Calling methods on Iterator does not mutate its state in 2.12?

Hi everyone, I just discovered a weird discrepancy for Iterator between scala 2.12 and 2.13. And wondering to know if this is a bug of 2.12, or a behavior change in 2.13?

In scala 2.12.11 REPL:

scala> val it = Iterator(1,2,3)
it: Iterator[Int] = <iterator>

scala> it.take(1).toList
res0: List[Int] = List(1)

scala> it.take(1).toList
res1: List[Int] = List(1)

scala> it.take(1).toList
res2: List[Int] = List(1)

In scala 2.13.3 REPL:

scala> val it = Iterator(1,2,3)
val it: Iterator[Int] = <iterator>

scala> it.take(1).toList
val res14: List[Int] = List(1)

scala> it.take(1).toList
val res15: List[Int] = List(2)

scala> it.take(1).toList
val res16: List[Int] = List(3)

As you can see, in 2.12, the underlying state is not shared between source and derivative iterators. So take() does not move current element forward, while in 2.13 the opposite is true.

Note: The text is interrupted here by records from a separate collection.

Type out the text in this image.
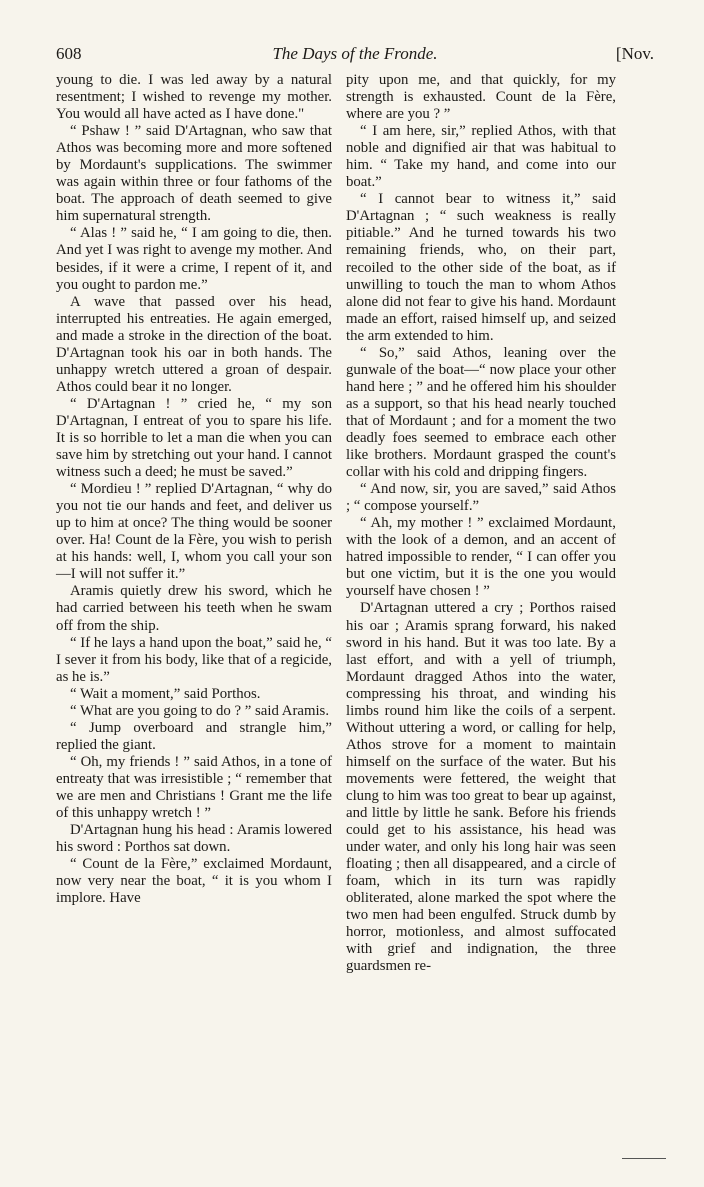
608	The Days of the Fronde.	[Nov.

young to die. I was led away by a natural resentment; I wished to revenge my mother. You would all have acted as I have done."

“ Pshaw ! ” said D'Artagnan, who saw that Athos was becoming more and more softened by Mordaunt's supplications. The swimmer was again within three or four fathoms of the boat. The approach of death seemed to give him supernatural strength.

“ Alas ! ” said he, “ I am going to die, then. And yet I was right to avenge my mother. And besides, if it were a crime, I repent of it, and you ought to pardon me.”

A wave that passed over his head, interrupted his entreaties. He again emerged, and made a stroke in the direction of the boat. D'Artagnan took his oar in both hands. The unhappy wretch uttered a groan of despair. Athos could bear it no longer.

“ D'Artagnan ! ” cried he, “ my son D'Artagnan, I entreat of you to spare his life. It is so horrible to let a man die when you can save him by stretching out your hand. I cannot witness such a deed; he must be saved.”

“ Mordieu ! ” replied D'Artagnan, “ why do you not tie our hands and feet, and deliver us up to him at once? The thing would be sooner over. Ha! Count de la Fère, you wish to perish at his hands: well, I, whom you call your son—I will not suffer it.”

Aramis quietly drew his sword, which he had carried between his teeth when he swam off from the ship.

“ If he lays a hand upon the boat,” said he, “ I sever it from his body, like that of a regicide, as he is.”

“ Wait a moment,” said Porthos.

“ What are you going to do ? ” said Aramis.

“ Jump overboard and strangle him,” replied the giant.

“ Oh, my friends ! ” said Athos, in a tone of entreaty that was irresistible ; “ remember that we are men and Christians ! Grant me the life of this unhappy wretch ! ”

D'Artagnan hung his head : Aramis lowered his sword : Porthos sat down.

“ Count de la Fère,” exclaimed Mordaunt, now very near the boat, “ it is you whom I implore. Have

pity upon me, and that quickly, for my strength is exhausted. Count de la Fère, where are you ? ”

“ I am here, sir,” replied Athos, with that noble and dignified air that was habitual to him. “ Take my hand, and come into our boat.”

“ I cannot bear to witness it,” said D'Artagnan ; “ such weakness is really pitiable.” And he turned towards his two remaining friends, who, on their part, recoiled to the other side of the boat, as if unwilling to touch the man to whom Athos alone did not fear to give his hand. Mordaunt made an effort, raised himself up, and seized the arm extended to him.

“ So,” said Athos, leaning over the gunwale of the boat—“ now place your other hand here ; ” and he offered him his shoulder as a support, so that his head nearly touched that of Mordaunt ; and for a moment the two deadly foes seemed to embrace each other like brothers. Mordaunt grasped the count's collar with his cold and dripping fingers.

“ And now, sir, you are saved,” said Athos ; “ compose yourself.”

“ Ah, my mother ! ” exclaimed Mordaunt, with the look of a demon, and an accent of hatred impossible to render, “ I can offer you but one victim, but it is the one you would yourself have chosen ! ”

D'Artagnan uttered a cry ; Porthos raised his oar ; Aramis sprang forward, his naked sword in his hand. But it was too late. By a last effort, and with a yell of triumph, Mordaunt dragged Athos into the water, compressing his throat, and winding his limbs round him like the coils of a serpent. Without uttering a word, or calling for help, Athos strove for a moment to maintain himself on the surface of the water. But his movements were fettered, the weight that clung to him was too great to bear up against, and little by little he sank. Before his friends could get to his assistance, his head was under water, and only his long hair was seen floating ; then all disappeared, and a circle of foam, which in its turn was rapidly obliterated, alone marked the spot where the two men had been engulfed. Struck dumb by horror, motionless, and almost suffocated with grief and indignation, the three guardsmen re-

So is this expected in 2.12 that derived iterator not sharing state with parent iterator, or is this a bug?

1 Like

Hi.

From the docs (https://www.scala-lang.org/api/2.12.11/scala/collection/Iterator.html):

An iterator is mutable: most operations on it change its state.

You seem to assume the opposite, which is just not true in general.

edit: I see no bug here, it states that it is mutable and that means it can change, or not, but that is an implementation detail.

Also, note the clear warning for the take method (https://www.scala-lang.org/api/2.12.11/scala/collection/Iterator.html#take(n:Int):Iterator[A]):

Reuse: After calling this method, one should discard the iterator it was called on, and use only the iterator that was returned. Using the old iterator is undefined, subject to change, and may result in changes to the new iterator as well.

Hi, thanks for replying. I do assume .take() or other method will change its state. So I thought 2.13’s behavior was what I expected. i.e., calling .take() will change its current element.

I get your point that mutation is not guaranteed. If so, I have another question:

How to easily iterate an iterator one batch of elements at a time? For example, I wanna take the first 10 elements from iterator, then the next 10 elements, until it’s exhausted. I thought .take() would do that. It seems it’s not guaranteed.

Sorry I didn’t see this, because I was referencing the latest doc (2.13), which doesn’t have this warning.

You probably want to use sliding:

it.sliding(10, 10)
2 Likes

Thank you! Exactly what I needed. :smile:

The 2.13 docs say this:

It is of particular importance to note that, unless stated otherwise, one should never use an iterator after calling a method on it . The two most important exceptions are also the sole abstract methods: next and hasNext .

Behavior when reusing such an Iterator is undefined.
So basically when working with iterators you can either use the high-level API in a pipeline fashion without reusing intermediary iterators (e.g. it.map(...).take(...).filter(...).drop(...).toList). Or you can implement some custom low-level logic with next and hasNext.

2 Likes

sliding is perfect for taking a series of chunks. To take just one chunk, use splitAt:

scala 2.13.4> val i = Iterator.range(1, 10)
val i: Iterator[Int] = <iterator>

scala 2.13.4> val (some, more) = res0.splitAt(3)
val some: Iterator[Int] = <iterator>
val more: Iterator[Int] = <iterator>

scala 2.13.4> some.toList
val res2: List[Int] = List(1, 2, 3)

scala 2.13.4> more.toList
val res3: List[Int] = List(4, 5, 6, 7, 8, 9)

Probably more grouped than sliding, given the question (“the first 10 elements from iterator, then the next 10 elements, …”).

1 Like

But be careful with using splitAt in a loop or a recursive function. Last time I tried, this created long chains of iterators that blew in my face on large iterations.